ZachMoldof | 2018-11-10 20:58

Exactly. “Not equal”. Overall function means “When some animation is finished check if it is not idle animation that finished then start idle animation”.
As a reference you can use this:
http://docs.godotengine.org/en/3.0/getting_started/step_by_step/your_first_game.html
It explains step by step how to use AnimatedSprite for animation along with some other stuff.
First you create, name and fill your animations inside AnimatedSprite. Then in your script you define under what circumstances you change your animation and to which one. And then you connect AnimatedSprite signal animation_finished to your script so that you can restart your idle animation after trick is finished or maybe choose to restart trick animation (or don’t replace it with idle it if its looped by default) if you’re still in progress of performing your trick.
You may also consider using this instead for your animation:
Introduction to the 2D animation features — Godot Engine (3.0) documentation in English
its more flexible, but may be harder to start with.

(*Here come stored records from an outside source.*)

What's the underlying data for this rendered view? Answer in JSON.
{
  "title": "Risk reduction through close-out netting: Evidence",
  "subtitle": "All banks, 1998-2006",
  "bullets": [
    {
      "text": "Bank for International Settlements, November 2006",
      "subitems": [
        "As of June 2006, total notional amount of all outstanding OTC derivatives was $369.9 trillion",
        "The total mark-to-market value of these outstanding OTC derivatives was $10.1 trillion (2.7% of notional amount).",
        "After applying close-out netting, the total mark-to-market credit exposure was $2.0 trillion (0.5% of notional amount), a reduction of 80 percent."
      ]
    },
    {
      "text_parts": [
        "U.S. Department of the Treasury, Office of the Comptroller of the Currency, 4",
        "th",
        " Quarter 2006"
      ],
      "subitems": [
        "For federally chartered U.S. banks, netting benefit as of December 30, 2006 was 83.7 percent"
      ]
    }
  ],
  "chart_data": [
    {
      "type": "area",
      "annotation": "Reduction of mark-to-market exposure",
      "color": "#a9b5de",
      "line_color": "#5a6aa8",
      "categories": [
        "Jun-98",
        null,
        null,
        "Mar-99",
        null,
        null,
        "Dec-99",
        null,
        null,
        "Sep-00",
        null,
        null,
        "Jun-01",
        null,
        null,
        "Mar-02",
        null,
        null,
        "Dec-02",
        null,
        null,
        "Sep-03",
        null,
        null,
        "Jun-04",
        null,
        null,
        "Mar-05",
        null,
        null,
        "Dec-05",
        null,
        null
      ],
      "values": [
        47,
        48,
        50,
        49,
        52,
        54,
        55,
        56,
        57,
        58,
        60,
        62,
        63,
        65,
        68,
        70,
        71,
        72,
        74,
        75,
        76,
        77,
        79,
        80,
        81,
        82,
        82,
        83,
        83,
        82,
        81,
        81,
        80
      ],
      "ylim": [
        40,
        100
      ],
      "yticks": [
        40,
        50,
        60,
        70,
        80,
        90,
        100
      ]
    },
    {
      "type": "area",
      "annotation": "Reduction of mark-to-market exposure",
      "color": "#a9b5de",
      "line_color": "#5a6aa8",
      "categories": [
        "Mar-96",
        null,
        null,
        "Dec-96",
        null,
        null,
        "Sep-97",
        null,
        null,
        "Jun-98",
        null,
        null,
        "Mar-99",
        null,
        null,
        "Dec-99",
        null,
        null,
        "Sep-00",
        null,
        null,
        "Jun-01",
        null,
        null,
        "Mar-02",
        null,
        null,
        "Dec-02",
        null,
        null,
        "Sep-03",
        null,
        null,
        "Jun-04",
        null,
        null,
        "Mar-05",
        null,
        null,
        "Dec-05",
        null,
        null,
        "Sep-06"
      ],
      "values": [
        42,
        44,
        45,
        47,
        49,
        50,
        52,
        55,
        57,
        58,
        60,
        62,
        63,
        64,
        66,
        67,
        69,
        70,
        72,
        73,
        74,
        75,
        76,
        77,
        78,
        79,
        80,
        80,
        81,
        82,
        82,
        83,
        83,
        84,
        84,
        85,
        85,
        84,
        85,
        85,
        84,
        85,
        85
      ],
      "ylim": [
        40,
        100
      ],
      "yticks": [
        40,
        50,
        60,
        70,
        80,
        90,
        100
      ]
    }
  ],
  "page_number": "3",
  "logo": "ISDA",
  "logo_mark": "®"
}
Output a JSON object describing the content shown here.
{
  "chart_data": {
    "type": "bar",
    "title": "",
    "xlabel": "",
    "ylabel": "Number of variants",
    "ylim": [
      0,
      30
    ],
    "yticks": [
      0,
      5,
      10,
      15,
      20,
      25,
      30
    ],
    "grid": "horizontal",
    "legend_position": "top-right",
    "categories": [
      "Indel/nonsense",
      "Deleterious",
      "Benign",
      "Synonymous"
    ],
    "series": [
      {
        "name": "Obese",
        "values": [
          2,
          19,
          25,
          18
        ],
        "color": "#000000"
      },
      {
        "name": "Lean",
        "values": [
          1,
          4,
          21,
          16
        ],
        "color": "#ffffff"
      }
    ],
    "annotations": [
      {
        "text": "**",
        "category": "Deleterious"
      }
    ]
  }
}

Calamander | 2018-11-10 21:23

:bust_in_silhouette: Reply From: Sociopathix

I know this question is two years old and it doesn’t matter anymore, but I don’t usually know the answers to questions. Your unexpected assign is in your second if statement: “if $Kickflip.frame = 26” should be “if $Kickflip.frame == 26:”.

You’re missing a second equal sign and the colon at the end of the statement. The error is being called by the first issue, but the second will also call an error once you fix the first. When using comparison, you have to use “==” because otherwise GDScript thinks you’re trying to assign a value.